The following blog was written by CYL Team Leader Aimee Eddy. This blog is not edited and comes directly from Aimee. To contact the author, please email Aimee Eddy at aimeeegross@gmail.com.


Relationships are hard and take a lot of work, even friendships. It’s hard to decipher what is a good friendship and what isn’t. Many types of friends come in and out of our lives, and too often we get caught up in bad friendships. Sometimes we get hurt so many times that we harden our souls and close ourselves off to what could be a wonderful friendship. It’s important to know what qualities make a good relationship.

The big questions are: what qualities make a good friendship? How do you know you’re in a healthy relationship? It took me years of heartaches to be able to answer these questions. When I was in school many of my friends turned on me or moved away. I often felt lonely. I kept a list of all the friends I lost. I was holding on to the pain of the loss, but what I didn’t do was list the good qualities of the friends that were true, but had to move. As an adult I burned that list of lost friends and started retracing memories of the good friends I did have.

Look at the friendships you have and had and see if they meet any of the qualities I list below.


· A good friend is supportive. Friendships go two ways. You can’t always be the supportive one. Your friend must be supportive of you too. One of my best friends is always the first to comment on my blog posts and is willing to encourage me and my writing. My friend is an avid bird watcher and I like to send her stuff with birds on them. When things are rough she’s there for me and I am there for her through struggles.

· A good friend listens to you. A good friend doesn’t just go on and on about his or her life. He or she tells about his or her life and then gives you a chance to talk about yours. They listen when you feel like you have no one else to talk to. They listen and care about your feelings and what you have to say.

· A good friend is trustworthy. You should be able to tell your friend anything and trust he or she won’t spread it around. A good friend should be that one person you can trust to always be there for you, the person you trust with your secrets and you trust to always be behind you. I trust my good friends with very personal things about me, and I know they will always be at my side and they have been.

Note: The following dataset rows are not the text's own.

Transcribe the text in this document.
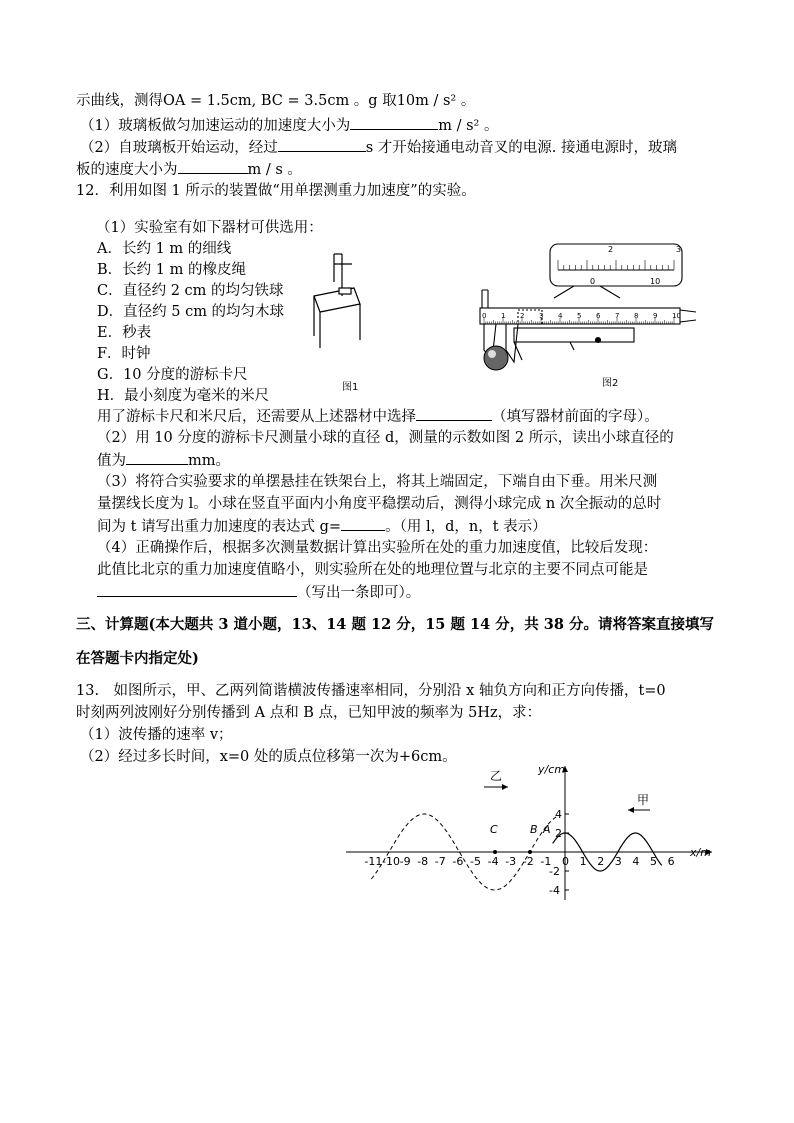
示曲线，测得OA = 1.5cm, BC = 3.5cm 。g 取10m / s² 。
（1）玻璃板做匀加速运动的加速度大小为	m / s² 。
（2）自玻璃板开始运动，经过	s 才开始接通电动音叉的电源. 接通电源时，玻璃
板的速度大小为	m / s 。
12．利用如图 1 所示的装置做“用单摆测重力加速度”的实验。
（1）实验室有如下器材可供选用：
A．长约 1 m 的细线
B．长约 1 m 的橡皮绳
C．直径约 2 cm 的均匀铁球
D．直径约 5 cm 的均匀木球
E．秒表
F．时钟
G．10 分度的游标卡尺
H．最小刻度为毫米的米尺
图1
2	3
0	10
0 1 2 3 4 5 6 7 8 9 10
图2
用了游标卡尺和米尺后，还需要从上述器材中选择	（填写器材前面的字母）。
（2）用 10 分度的游标卡尺测量小球的直径 d，测量的示数如图 2 所示，读出小球直径的
值为	mm。
（3）将符合实验要求的单摆悬挂在铁架台上，将其上端固定，下端自由下垂。用米尺测
量摆线长度为 l。小球在竖直平面内小角度平稳摆动后，测得小球完成 n 次全振动的总时
间为 t 请写出重力加速度的表达式 g=	。（用 l，d，n，t 表示）
（4）正确操作后，根据多次测量数据计算出实验所在处的重力加速度值，比较后发现：
此值比北京的重力加速度值略小，则实验所在处的地理位置与北京的主要不同点可能是
（写出一条即可）。
三、计算题(本大题共 3 道小题，13、14 题 12 分，15 题 14 分，共 38 分。请将答案直接填写
在答题卡内指定处)
13.　如图所示，甲、乙两列简谐横波传播速率相同，分别沿 x 轴负方向和正方向传播，t=0
时刻两列波刚好分别传播到 A 点和 B 点，已知甲波的频率为 5Hz，求：
（1）波传播的速率 v；
（2）经过多长时间，x=0 处的质点位移第一次为+6cm。
-11 -10 -9 -8 -7 -6 -5 -4 -3 -2 -1 0 1 2 3 4 5 6
4
2
-2
-4
y/cm
x/m
乙
甲
C	B A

· A good friend likes you the way you are. A healthy friend would never do anything to try to change the person you are. They like you with your flaws, blemishes and those little things that make you unique. They don’t care how you dress, what hairstyle you wear or that you might stutter. None of those matter to them. They just care about the person you are inside. My friends don’t care that I don’t like makeup, that I like jeans and t-shirts or that I have a learning disability. They see me for the person I am and that’s what’s important to them. I also love those special things that make up the person they are.

· A good friend does things for you without asking for anything in return. A healthy friend will give you a ride without asking for money for gas, buy you a meal out of kindness or give you a gift just because he or she was thinking of you. They do these things because that’s what friends do. They don’t expect any favors. I sent my friend a flamingo clip just because I knew she likes them. I don’t expect her to send me anything in return. One of my friends sent me money towards getting new windows and doesn’t want me to pay her back.

· A good friend respects your opinion even though it may not be the same as theirs. No two people can always agree on the same thing, and sometimes differences of opinion can clash. A good friend may disagree with you, but respect that is how you feel. They won’t try to change your opinion so that it matches theirs. Even if you clash on opinions you are able to make amends and move past it. One of my good friend and I often disagree on things. Sometimes we clash, but in the end we always end up agreeing that we don’t agree. I respect that she views things differently than me, and I love her for it.


Do your friends have any of these qualities? What type of things do you want from a friendship? If you’re in a friendship that is doing the opposite of these then maybe you should think of ending it. A friendship should never be abusive and hurtful. It’s important to have healthy relationships. When they are unhealthy they become destructive to you inside out. Evaluate your friendships keep the good ones close and let go of any negative ones.

I have had to let go of friendships that were hurtful to me. One friend only talked about her problems and never gave me a chance to talk about mine. Her life was awful and that’s all that mattered to her. It was hard, but I had to tell her the friendship was over. When I found recovery from mental illness I had to end many negative friendships for my own good.

Take a look at the relationships in your life. Weed out the ones that cause you pain, and hold onto the ones that bring you up. Remember a good friend is a treasure. If you have one good friend you are a rich person.